A los niños andaluces de mi generación nos criaron con a base de pan con aceite. Aquellos tiernos infantes de la posguerra nos conformábamos con poco. Nuestras madres nos alimentaban con un poco de leche, extraída directamente de las vacas o de las cabras, transportada en un recipiente de aluminio y sometida a un doble hervido por temor a las infecciones. Nada de cereales ni cacaos. Un tazón grande de leche “migao” y un canto de pan con aceite.
Llegada la adolescencia descubrimos la mantequilla “Flandes” (margarina), la manteca “colorá”, el chocolate que no sabía a tierra, la leche en polvo y el queso amarillo de los americanos que nos daban en el colegio. Después de la mili accedimos al yogur y otras zarandajas.
Los nutricionistas se han ocupado de amargarnos la vida con el exceso de peso y la analítica a la búsqueda de algo que nos sobra o que nos falta. Unos días dicen que el pescado es bueno y la carne mala… o viceversa. Otros nos piden que nos convirtamos primero en vegetarianos, después en homo-lacto vegetarianos, más tarde en veganos y, finalmente en caninas ambulantes. Perjudicial.
Se ha inventado el desayuno continental. Eso que ponen en los hoteles, que consiste en ponerse “púo” como si no hubiera un mañana. A veces consta de tres platos y postre. Huevos, embutidos, dulces y frutas, café, zumos, tostadas, panecillos con mantequilla y bicarbonato. Como si se asistiera a un banquete. Perjudicial.
Los modernos nos han acostumbrado a la comida basura (hamburguesas, perritos, pizzas industriales, gofres, palmeras gigantes, pastelillos rellenos, poloflaps, helados de supermercado, etc.). Una manera como otra de someternos a las influencias de aquellos que odian la cocina y hacen el agosto vendiendo fritangas. Perjudicial.
Entre tantas recomendaciones emitidas por “expertos” destacan las de los políticos y los grandes productores. No dudan en quemar cosechas completas de café o de plátanos a fin de mantener los precios o de indicarnos que nos cargamos el planeta cada vez que nos comemos un filete. Perjudicial.
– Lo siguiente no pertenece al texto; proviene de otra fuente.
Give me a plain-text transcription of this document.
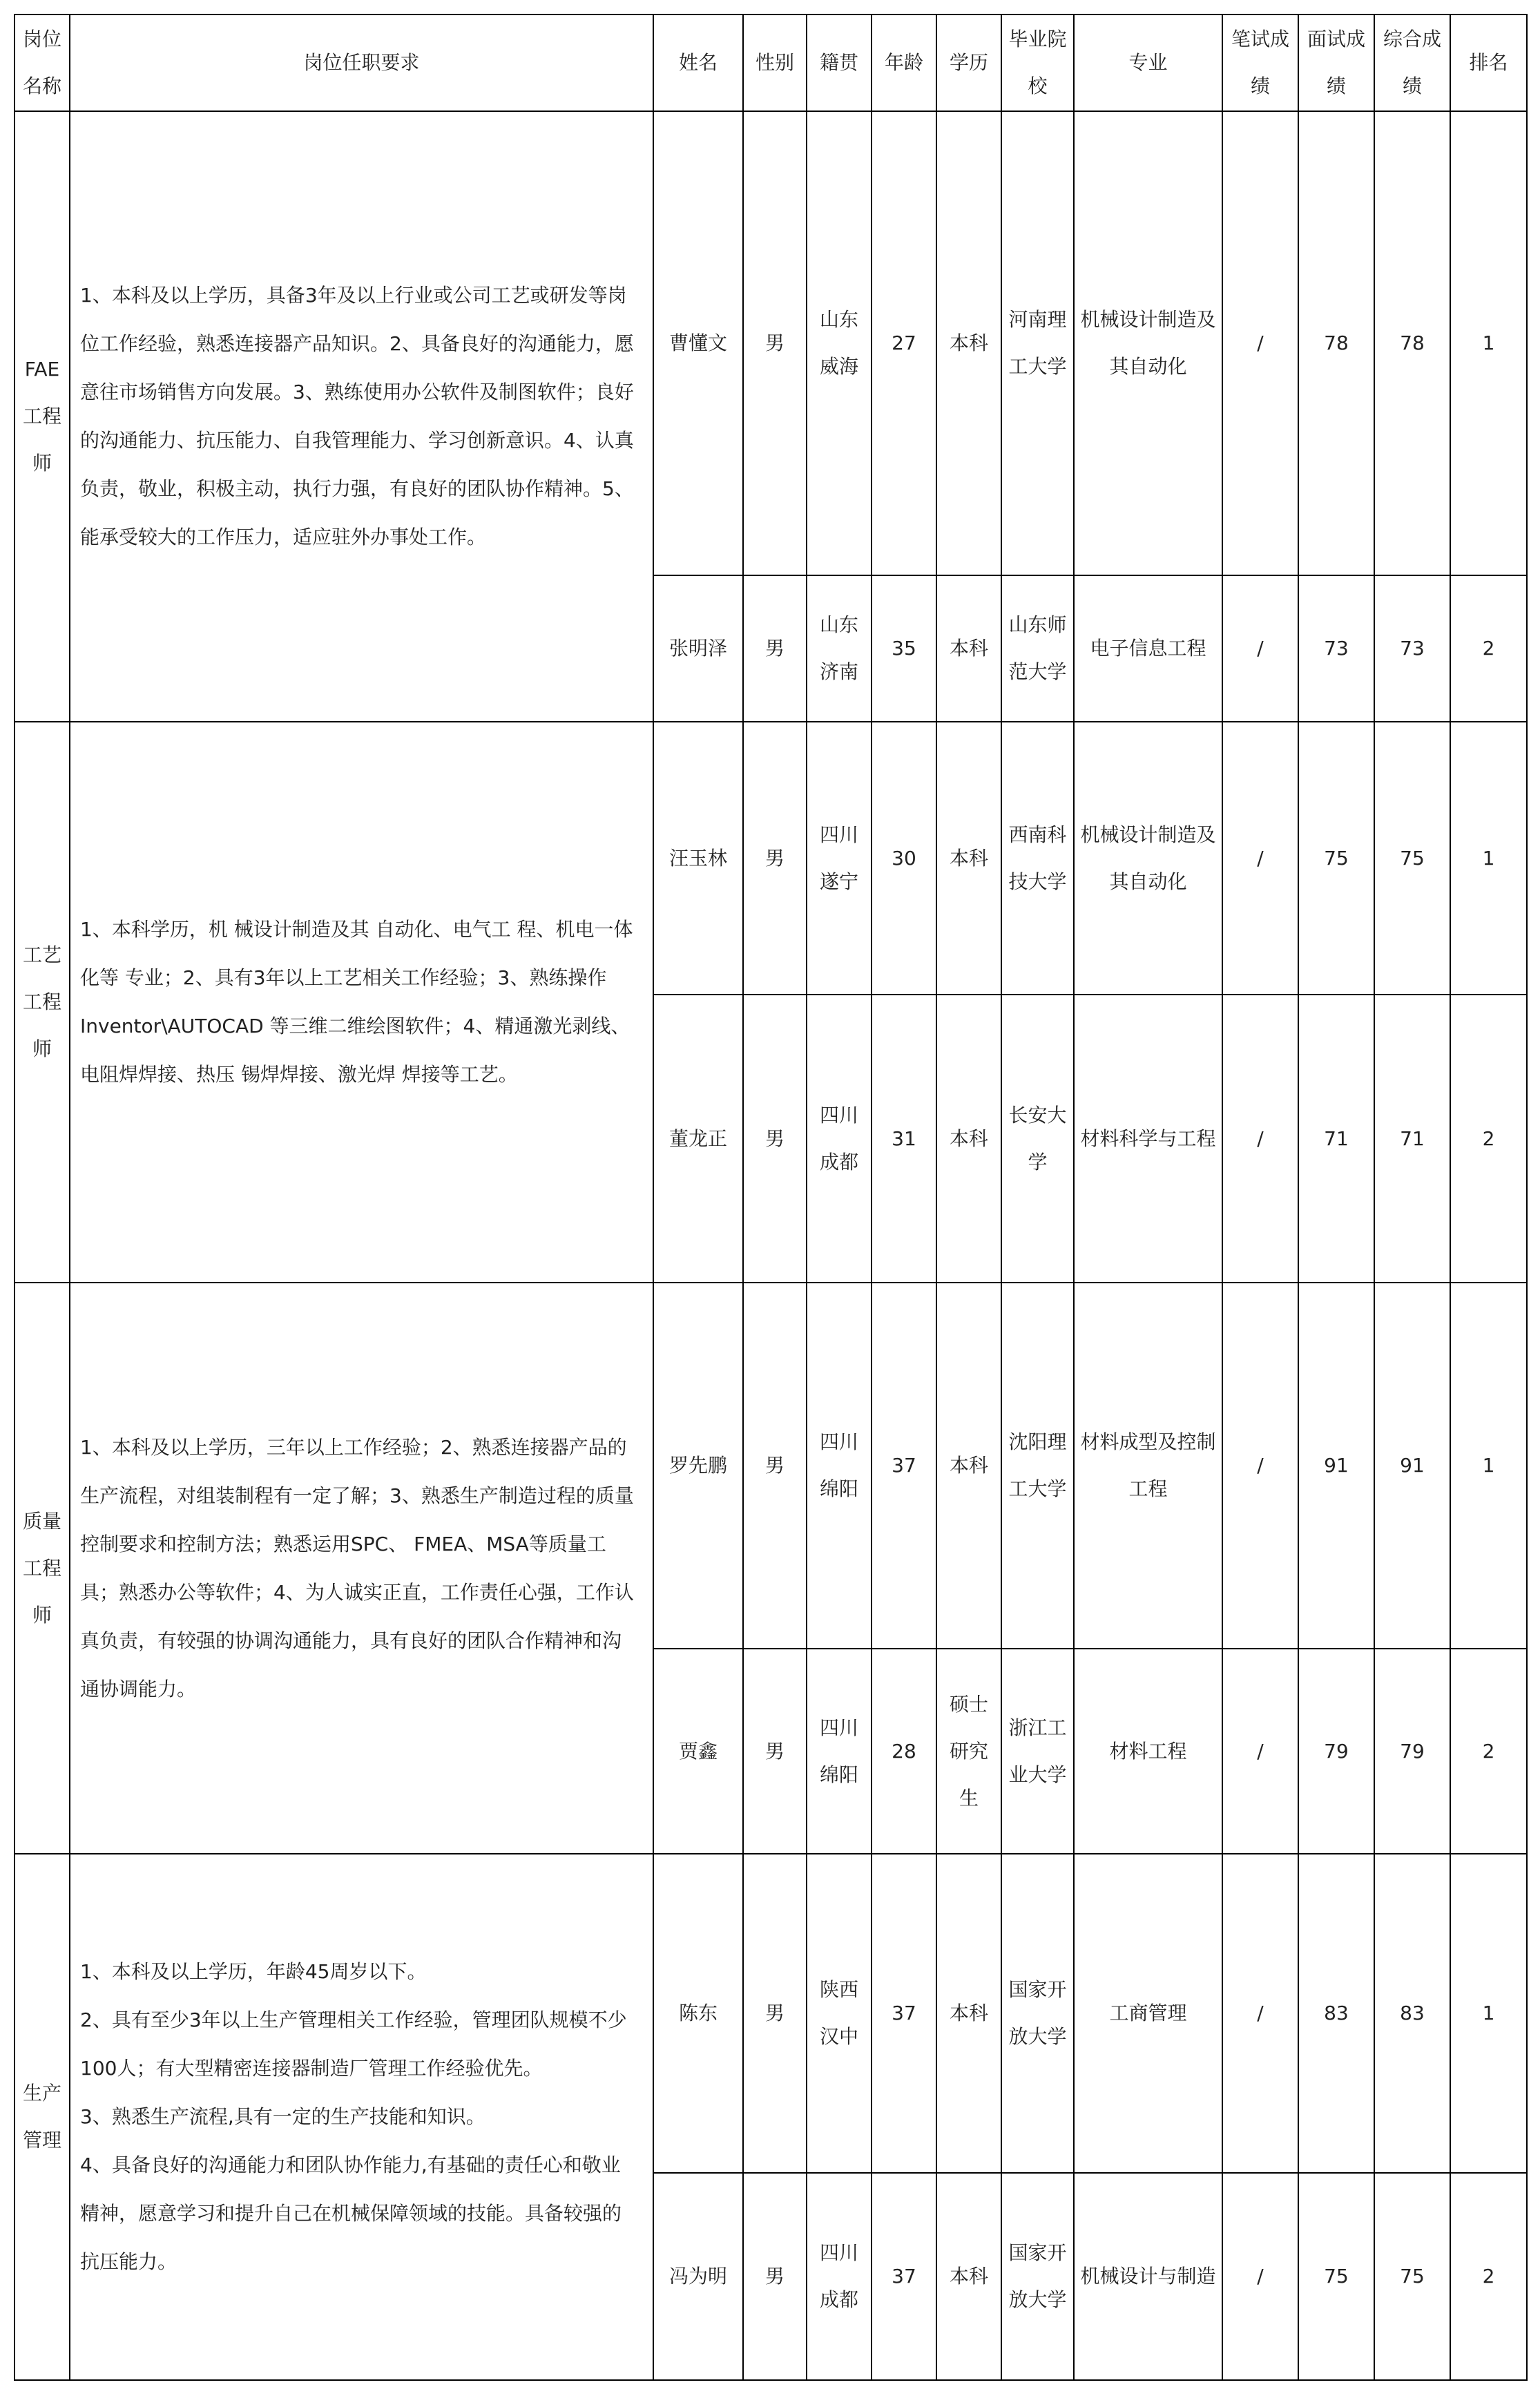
岗位名称	岗位任职要求	姓名	性别	籍贯	年龄	学历	毕业院校	专业	笔试成绩	面试成绩	综合成绩	排名
FAE工程师	1、本科及以上学历，具备3年及以上行业或公司工艺或研发等岗位工作经验，熟悉连接器产品知识。2、具备良好的沟通能力，愿意往市场销售方向发展。3、熟练使用办公软件及制图软件；良好的沟通能力、抗压能力、自我管理能力、学习创新意识。4、认真负责，敬业，积极主动，执行力强，有良好的团队协作精神。5、能承受较大的工作压力，适应驻外办事处工作。	曹懂文	男	山东威海	27	本科	河南理工大学	机械设计制造及其自动化	/	78	78	1
		张明泽	男	山东济南	35	本科	山东师范大学	电子信息工程	/	73	73	2
工艺工程师	1、本科学历，机 械设计制造及其 自动化、电气工 程、机电一体化等 专业；2、具有3年以上工艺相关工作经验；3、熟练操作 Inventor\AUTOCAD 等三维二维绘图软件；4、精通激光剥线、 电阻焊焊接、热压 锡焊焊接、激光焊 焊接等工艺。	汪玉林	男	四川遂宁	30	本科	西南科技大学	机械设计制造及其自动化	/	75	75	1
		董龙正	男	四川成都	31	本科	长安大学	材料科学与工程	/	71	71	2
质量工程师	1、本科及以上学历，三年以上工作经验；2、熟悉连接器产品的生产流程，对组装制程有一定了解；3、熟悉生产制造过程的质量控制要求和控制方法；熟悉运用SPC、 FMEA、MSA等质量工具；熟悉办公等软件；4、为人诚实正直，工作责任心强，工作认真负责，有较强的协调沟通能力，具有良好的团队合作精神和沟通协调能力。	罗先鹏	男	四川绵阳	37	本科	沈阳理工大学	材料成型及控制工程	/	91	91	1
		贾鑫	男	四川绵阳	28	硕士研究生	浙江工业大学	材料工程	/	79	79	2
生产管理	1、本科及以上学历，年龄45周岁以下。
2、具有至少3年以上生产管理相关工作经验，管理团队规模不少100人；有大型精密连接器制造厂管理工作经验优先。
3、熟悉生产流程,具有一定的生产技能和知识。
4、具备良好的沟通能力和团队协作能力,有基础的责任心和敬业精神，愿意学习和提升自己在机械保障领域的技能。具备较强的抗压能力。	陈东	男	陕西汉中	37	本科	国家开放大学	工商管理	/	83	83	1
		冯为明	男	四川成都	37	本科	国家开放大学	机械设计与制造	/	75	75	2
A este paso, para evitar la “violación” de las gallinas, el tormento en el sacrificio de los cerdos, la cruel muerte de los peces al ser pescados, los gritos lastimeros de las mieses al ser segadas y la puesta de pañales a los vacunos para evitar gases, vamos a terminar como empezamos. Comiéndonos los unos a los otros. Perjudicial.
Personalmente he vuelto a mis raíces. Pan con aceite y leche “sopá”. Mi buena noticia de hoy se basa en que el Señor Ministro de Consumo aun no se ha enterado. Cuando lo sepa y “nos recomiende no tomarlos” por atentar contra el universo, recurriré al viejo sistema del estraperlo. O me compraré una cabra.